Key research themes
1. How can topological and neighborhood-based generalizations improve rough set approximations and decision-making?
This research area investigates the extension of Pawlak’s classical rough set theory through topological and generalized neighborhood frameworks. These generalizations aim to address limitations of equivalence relations by introducing novel neighborhood types (e.g., j-adhesion neighborhoods, basic-neighborhoods) and topological structures to yield more accurate lower and upper approximations. Improved approximations facilitate enhanced decision-making applications in diverse domains including medical diagnosis, nutrition modeling, and COVID-19 impact analysis.
2. What role do fuzzy, intuitionistic fuzzy, and multi-granulation frameworks play in extending rough set theory for handling uncertainty and decision-theoretic models?

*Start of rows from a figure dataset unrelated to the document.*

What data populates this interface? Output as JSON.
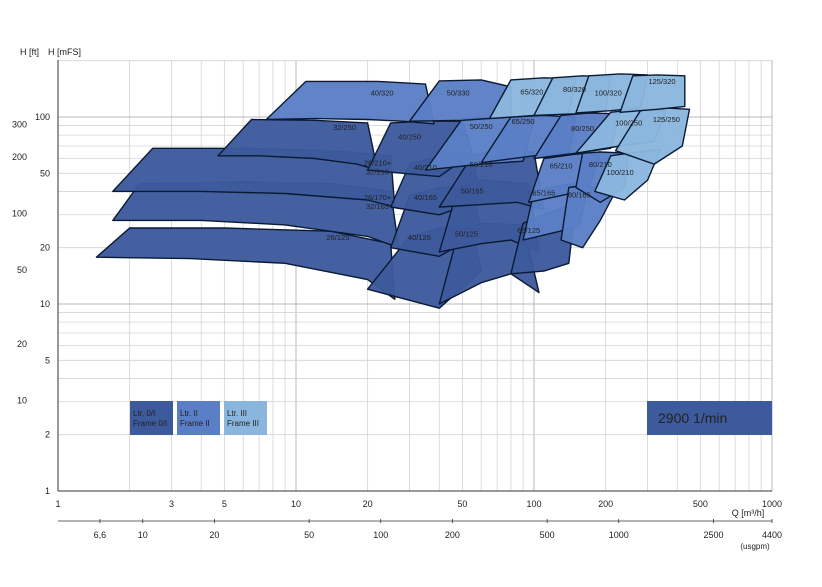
{
  "chart_data": {
    "type": "area",
    "title": "",
    "xlabel": "Q [m³/h]",
    "xlabel_secondary": "(usgpm)",
    "ylabel_left_outer": "H [ft]",
    "ylabel_left_inner": "H [mFS]",
    "x_scale": "log",
    "y_scale": "log",
    "xlim": [
      1,
      1000
    ],
    "ylim": [
      1,
      200
    ],
    "grid": true,
    "x_ticks": [
      "1",
      "3",
      "5",
      "10",
      "20",
      "50",
      "100",
      "200",
      "500",
      "1000"
    ],
    "x_tick_values": [
      1,
      3,
      5,
      10,
      20,
      50,
      100,
      200,
      500,
      1000
    ],
    "usgpm_ticks": [
      {
        "label": "6,6",
        "q": 1.5
      },
      {
        "label": "10",
        "q": 2.27
      },
      {
        "label": "20",
        "q": 4.54
      },
      {
        "label": "50",
        "q": 11.36
      },
      {
        "label": "100",
        "q": 22.7
      },
      {
        "label": "200",
        "q": 45.4
      },
      {
        "label": "500",
        "q": 113.6
      },
      {
        "label": "1000",
        "q": 227
      },
      {
        "label": "2500",
        "q": 568
      },
      {
        "label": "4400",
        "q": 1000
      }
    ],
    "y_ticks_m": [
      "1",
      "2",
      "5",
      "10",
      "20",
      "50",
      "100"
    ],
    "y_tick_values_m": [
      1,
      2,
      5,
      10,
      20,
      50,
      100
    ],
    "y_ticks_ft": [
      {
        "label": "10",
        "m": 3.05
      },
      {
        "label": "20",
        "m": 6.1
      },
      {
        "label": "50",
        "m": 15.2
      },
      {
        "label": "100",
        "m": 30.5
      },
      {
        "label": "200",
        "m": 61
      },
      {
        "label": "300",
        "m": 91.4
      }
    ],
    "speed_label": "2900 1/min",
    "legend": [
      {
        "line1": "Ltr. 0/I",
        "line2": "Frame 0/I",
        "color": "#3d5a9c"
      },
      {
        "line1": "Ltr. II",
        "line2": "Frame II",
        "color": "#5b7fc6"
      },
      {
        "line1": "Ltr. III",
        "line2": "Frame III",
        "color": "#8ab6de"
      }
    ],
    "regions": [
      {
        "label": "26/125",
        "frame": 0,
        "q": [
          1.45,
          3.6,
          9,
          20,
          26,
          25,
          14,
          5,
          2
        ],
        "h": [
          17.8,
          17.5,
          16.5,
          13.5,
          10.6,
          21,
          24.5,
          25.5,
          25.5
        ],
        "label_q": 15,
        "label_h": 22
      },
      {
        "label": "26/170+ 32/165",
        "frame": 0,
        "q": [
          1.7,
          4,
          9,
          20,
          27,
          25,
          14,
          6,
          2.2
        ],
        "h": [
          28,
          28,
          26.5,
          23,
          20,
          40,
          44,
          45,
          44
        ],
        "label_q": 22,
        "label_h": 36
      },
      {
        "label": "26/210+ 32/210",
        "frame": 0,
        "q": [
          1.7,
          4,
          9,
          20,
          26,
          25,
          14,
          6,
          2.5
        ],
        "h": [
          40,
          40,
          39,
          36,
          33,
          62,
          66,
          68,
          68
        ],
        "label_q": 22,
        "label_h": 55
      },
      {
        "label": "40/125",
        "frame": 0,
        "q": [
          20,
          40,
          60,
          55,
          40,
          30
        ],
        "h": [
          12,
          9.5,
          15,
          25,
          25.5,
          23
        ],
        "label_q": 33,
        "label_h": 22
      },
      {
        "label": "40/165",
        "frame": 0,
        "q": [
          25,
          40,
          60,
          55,
          40,
          30
        ],
        "h": [
          20,
          18,
          24,
          42,
          42,
          38
        ],
        "label_q": 35,
        "label_h": 36
      },
      {
        "label": "40/210",
        "frame": 0,
        "q": [
          25,
          40,
          60,
          55,
          40,
          30
        ],
        "h": [
          33,
          30,
          36,
          62,
          62,
          56
        ],
        "label_q": 35,
        "label_h": 52
      },
      {
        "label": "50/125",
        "frame": 0,
        "q": [
          40,
          60,
          80,
          105,
          90,
          60,
          48
        ],
        "h": [
          10,
          13,
          14.5,
          11.5,
          26.5,
          27,
          24
        ],
        "label_q": 52,
        "label_h": 23
      },
      {
        "label": "50/165",
        "frame": 0,
        "q": [
          40,
          60,
          80,
          105,
          95,
          60,
          48
        ],
        "h": [
          19,
          21,
          22,
          19,
          44,
          46,
          42
        ],
        "label_q": 55,
        "label_h": 39
      },
      {
        "label": "50/210",
        "frame": 0,
        "q": [
          40,
          60,
          85,
          110,
          100,
          70,
          55
        ],
        "h": [
          33,
          34,
          35,
          32,
          65,
          67,
          62
        ],
        "label_q": 60,
        "label_h": 54
      },
      {
        "label": "65/125",
        "frame": 0,
        "q": [
          80,
          110,
          140,
          150,
          110,
          90
        ],
        "h": [
          14.5,
          15,
          16.5,
          35,
          30,
          27
        ],
        "label_q": 95,
        "label_h": 24
      },
      {
        "label": "65/165",
        "frame": 1,
        "q": [
          90,
          120,
          155,
          170,
          130,
          100
        ],
        "h": [
          22,
          24,
          26,
          45,
          43,
          40
        ],
        "label_q": 110,
        "label_h": 38
      },
      {
        "label": "65/210",
        "frame": 1,
        "q": [
          95,
          130,
          170,
          190,
          145,
          110
        ],
        "h": [
          35,
          38,
          41,
          65,
          63,
          60
        ],
        "label_q": 130,
        "label_h": 53
      },
      {
        "label": "80/165",
        "frame": 1,
        "q": [
          130,
          160,
          190,
          220,
          160,
          140
        ],
        "h": [
          22,
          20,
          28,
          40,
          43,
          42
        ],
        "label_q": 155,
        "label_h": 37
      },
      {
        "label": "80/210",
        "frame": 1,
        "q": [
          150,
          190,
          240,
          250,
          190,
          160
        ],
        "h": [
          42,
          35,
          42,
          64,
          65,
          64
        ],
        "label_q": 190,
        "label_h": 54
      },
      {
        "label": "100/210",
        "frame": 2,
        "q": [
          180,
          240,
          300,
          340,
          250,
          210
        ],
        "h": [
          40,
          36,
          46,
          67,
          64,
          62
        ],
        "label_q": 230,
        "label_h": 49
      },
      {
        "label": "32/250",
        "frame": 0,
        "q": [
          4.7,
          7,
          12,
          18,
          22,
          20,
          12,
          6.5
        ],
        "h": [
          62,
          62,
          60,
          56,
          52,
          93,
          96,
          97
        ],
        "label_q": 16,
        "label_h": 85
      },
      {
        "label": "40/250",
        "frame": 0,
        "q": [
          20,
          40,
          55,
          50,
          35,
          25
        ],
        "h": [
          52,
          48,
          64,
          95,
          95,
          93
        ],
        "label_q": 30,
        "label_h": 76
      },
      {
        "label": "50/250",
        "frame": 1,
        "q": [
          35,
          60,
          90,
          100,
          75,
          50
        ],
        "h": [
          52,
          56,
          58,
          98,
          100,
          98
        ],
        "label_q": 60,
        "label_h": 86
      },
      {
        "label": "65/250",
        "frame": 1,
        "q": [
          60,
          100,
          140,
          150,
          110,
          80
        ],
        "h": [
          57,
          62,
          64,
          100,
          102,
          100
        ],
        "label_q": 90,
        "label_h": 92
      },
      {
        "label": "80/250",
        "frame": 1,
        "q": [
          100,
          150,
          210,
          230,
          170,
          130
        ],
        "h": [
          60,
          64,
          68,
          104,
          105,
          102
        ],
        "label_q": 160,
        "label_h": 84
      },
      {
        "label": "100/250",
        "frame": 2,
        "q": [
          150,
          230,
          320,
          360,
          270,
          210
        ],
        "h": [
          64,
          70,
          74,
          108,
          110,
          106
        ],
        "label_q": 250,
        "label_h": 90
      },
      {
        "label": "125/250",
        "frame": 2,
        "q": [
          220,
          320,
          420,
          450,
          350,
          280
        ],
        "h": [
          66,
          56,
          70,
          110,
          112,
          108
        ],
        "label_q": 360,
        "label_h": 94
      },
      {
        "label": "40/320",
        "frame": 1,
        "q": [
          7.5,
          12,
          20,
          28,
          38,
          35,
          22,
          11
        ],
        "h": [
          97,
          98,
          97,
          95,
          92,
          150,
          155,
          155
        ],
        "label_q": 23,
        "label_h": 130
      },
      {
        "label": "50/330",
        "frame": 1,
        "q": [
          30,
          50,
          80,
          80,
          60,
          40
        ],
        "h": [
          95,
          96,
          100,
          145,
          158,
          156
        ],
        "label_q": 48,
        "label_h": 130
      },
      {
        "label": "65/320",
        "frame": 2,
        "q": [
          65,
          100,
          140,
          150,
          110,
          80
        ],
        "h": [
          98,
          102,
          105,
          160,
          162,
          158
        ],
        "label_q": 98,
        "label_h": 132
      },
      {
        "label": "80/320",
        "frame": 2,
        "q": [
          100,
          150,
          200,
          210,
          160,
          120
        ],
        "h": [
          102,
          104,
          108,
          164,
          166,
          162
        ],
        "label_q": 148,
        "label_h": 136
      },
      {
        "label": "100/320",
        "frame": 2,
        "q": [
          150,
          210,
          280,
          300,
          230,
          170
        ],
        "h": [
          105,
          108,
          112,
          168,
          170,
          166
        ],
        "label_q": 205,
        "label_h": 130
      },
      {
        "label": "125/320",
        "frame": 2,
        "q": [
          230,
          330,
          430,
          430,
          330,
          260
        ],
        "h": [
          106,
          110,
          114,
          166,
          168,
          166
        ],
        "label_q": 345,
        "label_h": 150
      }
    ]
  }
}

This theme centers on integrating fuzzy and intuitionistic fuzzy set theories with rough sets, as well as multi-granulation concepts, to tackle uncertainty and vagueness in data. Fusion with fuzzy logic and granular computing captures various degrees of uncertainty beyond classical binary membership, enabling development of sophisticated decision-theoretic rough set models with Bayesian reasoning and enhanced three-way decision frameworks for imprecise, hesitant, or multi-attribute data scenarios.
3. How does the algebraic structure perspective enrich the understanding and applications of rough sets in groups, rings, and other algebraic systems?
This research direction explores rough sets as approximations within algebraic structures such as groups, rings, modules, and lattices. By defining rough approximations induced by equivalence relations or rough equivalences on algebraic domains, this theme characterizes rough substructures and introduces algebraic operations compatible with rough approximations. Such algebraic rough sets facilitate theoretical investigations and practical modeling in abstract algebra and decision support.